Sebab, dengan ketentuan itu, tak semua warga negara bisa mencalonkan diri sebagai presiden.

Pencalonan presiden hanya dapat dilakukan melalui partai politik yang punya suara besar. Hal ini dinilai pemohon sebagai upaya partai besar untuk menghilangkan pesaing dalam Pilpres.

Gugatan itu diputuskan MK pada pertengahan Januari 2021. MK memutuskan menolak gugatan Rizal karena dinilai tidak memiliki kedudukan hukum untuk mengajukan permohonan.

Dalam persidangan yang digelar Kamis (14/1/2021), Hakim Konstitusi Arief Hidayat menjelaskan, Rizal tidak memberikan bukti bahwa dia pernah pernah dicalonkan sebagai presiden oleh partai politik.

Rizal juga dinilai tidak menjelaskan dan membuktikan partai mana saja yang memberikan dukungan terhadapnya.

"Seandainya pemohon satu memang benar didukung oleh parpol atau gabungan parpol peserta pemilu dalam batas penalaran yang wajar, mestinya pemohon satu mestinya menunjukkan bukti itu kepada mahkamah," ujar Arief.

"Atau menyertakan parpol pendukung untuk mengajukan permohonan bersama dengan pemohon satu," kata dia.

2. Gugatan Eks Pimpinan KPK hingga Eks Menkeu

Jelang Pilpres 2019 lalu, ketentuan tentang presidential threshold juga pernah ramai-ramai digugat ke MK.

Setidaknya, ada 12 orang yang menjadi pemohon dalam gugatan tersebut yakni mantan Ketua Komisi Pemberantasan Korupsi (KPK) M. Busyro Muqoddas, mantan Menteri Keuangan M. Chatib Basri, Akademisi Faisal Basri, mantan Komisioner Komisi Pemilihan Umum (KPU) Hadar Nafis Gumay.

Mantan pimpinan KPK Bambang Widjojanto, Akademisi Rocky Gerung, Akademisi Robertus Robet, Direktur Pusako Universitas Andalas Feri Amsari, Sutradara Film Angga Dwimas Sasongko.

Selain itu, ada pula Ketua Umum Pengurus Pusat Pemuda Muhammadiyah Dahnil Anzar Simanjuntak, Direktur Perkumpulan untuk Pemilu dan Demokrasi (Perludem) Titi Anggraini, dan Profesional Hasan Yahya.

Sama seperti gugatan Gatot Nurmantyo dan Rizal Ramli, 12 pemohon ini juga mempersoalkan Pasal 222 UU Pemilu.

Para pemohon menilai bahwa keberadaan presidential threshold bertentangan dengan sejumlah ketentuan UUD.

Ketentuan itu dinilai berpotensi menghadirkan capres tunggal yang berarti menghapus esensi pemilihan presiden.

Namun begitu, MK lagi-lagi juga menolak gugatan itu.
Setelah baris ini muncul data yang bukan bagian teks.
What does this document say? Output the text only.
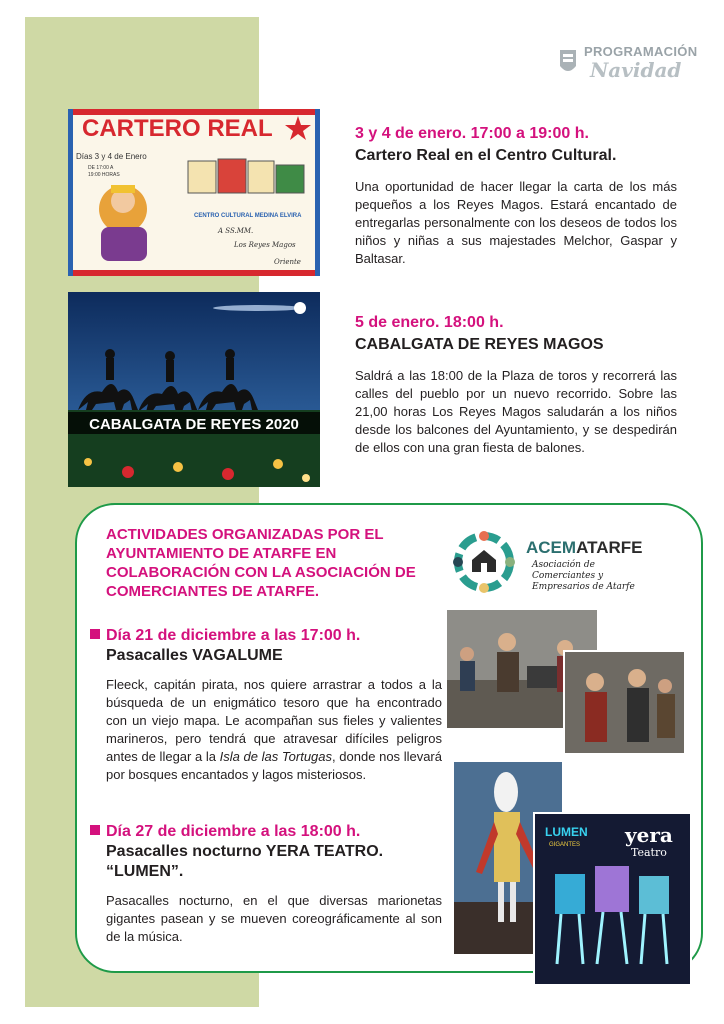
PROGRAMACIÓN
Navidad
CARTERO REAL
Días 3 y 4 de Enero
DE 17:00 A
19:00 HORAS
CENTRO CULTURAL MEDINA ELVIRA
A SS.MM.
Los Reyes Magos
Oriente
CABALGATA DE REYES 2020
3 y 4 de enero. 17:00 a 19:00 h.
Cartero Real en el Centro Cultural.
Una oportunidad de hacer llegar la carta de los más pequeños a los Reyes Magos. Estará encantado de entregarlas personalmente con los deseos de todos los niños y niñas a sus majestades Melchor, Gaspar y Baltasar.
5 de enero. 18:00 h.
CABALGATA DE REYES MAGOS
Saldrá a las 18:00 de la Plaza de toros y recorrerá las calles del pueblo por un nuevo recorrido. Sobre las 21,00 horas Los Reyes Magos saludarán a los niños desde los balcones del Ayuntamiento, y se despedirán de ellos con una gran fiesta de balones.
ACTIVIDADES ORGANIZADAS POR EL AYUNTAMIENTO DE ATARFE EN COLABORACIÓN CON LA ASOCIACIÓN DE COMERCIANTES DE ATARFE.
ACEMATARFE
Asociación de Comerciantes y Empresarios de Atarfe
Día 21 de diciembre a las 17:00 h.
Pasacalles VAGALUME
Fleeck, capitán pirata, nos quiere arrastrar a todos a la búsqueda de un enigmático tesoro que ha encontrado con un viejo mapa. Le acompañan sus fieles y valientes marineros, pero tendrá que atravesar difíciles peligros antes de llegar a la Isla de las Tortugas, donde nos llevará por bosques encantados y lagos misteriosos.
Día 27 de diciembre a las 18:00 h.
Pasacalles nocturno YERA TEATRO. “LUMEN”.
Pasacalles nocturno, en el que diversas marionetas gigantes pasean y se mueven coreográficamente al son de la música.
LUMEN
GIGANTES yera
Teatro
Gugatan Busyro dkk dinilai tidak beralasan menurut hukum.

Selain itu, hakim juga tidak sependapat dengan argumentasi pemohon yang menilai bahwa ambang batas pencalonan berpotensi menghadirkan paslon tunggal.

Ia mengatakan, bahwa UUD 1945 tidak membatasi warga negara untuk membuat partai politik, sehingga publik tetap dapat mencalonkan diri sebagai presiden dan wakil presiden lewat parpol tersebut.

"UUD 1945 tidak membatasi warga negara untuk mendirikan partai politik sepanjang syarat untuk itu terpenuhi sebagaimana diatur dalam undang-undang," kata Ketua Majelis Hakim Anwar Usman dalam persidangan, 25 Oktober 2018.

Sebelum gugatan Busyro dkk, MK juga telah berulang kali menolak gugatan terhadap ketentuan presidential threshold yang dilayangkan sejumlah pihak.

Berkaca dari hal ini, akankah gugatan Gatot Nurmantyo dikabulkan?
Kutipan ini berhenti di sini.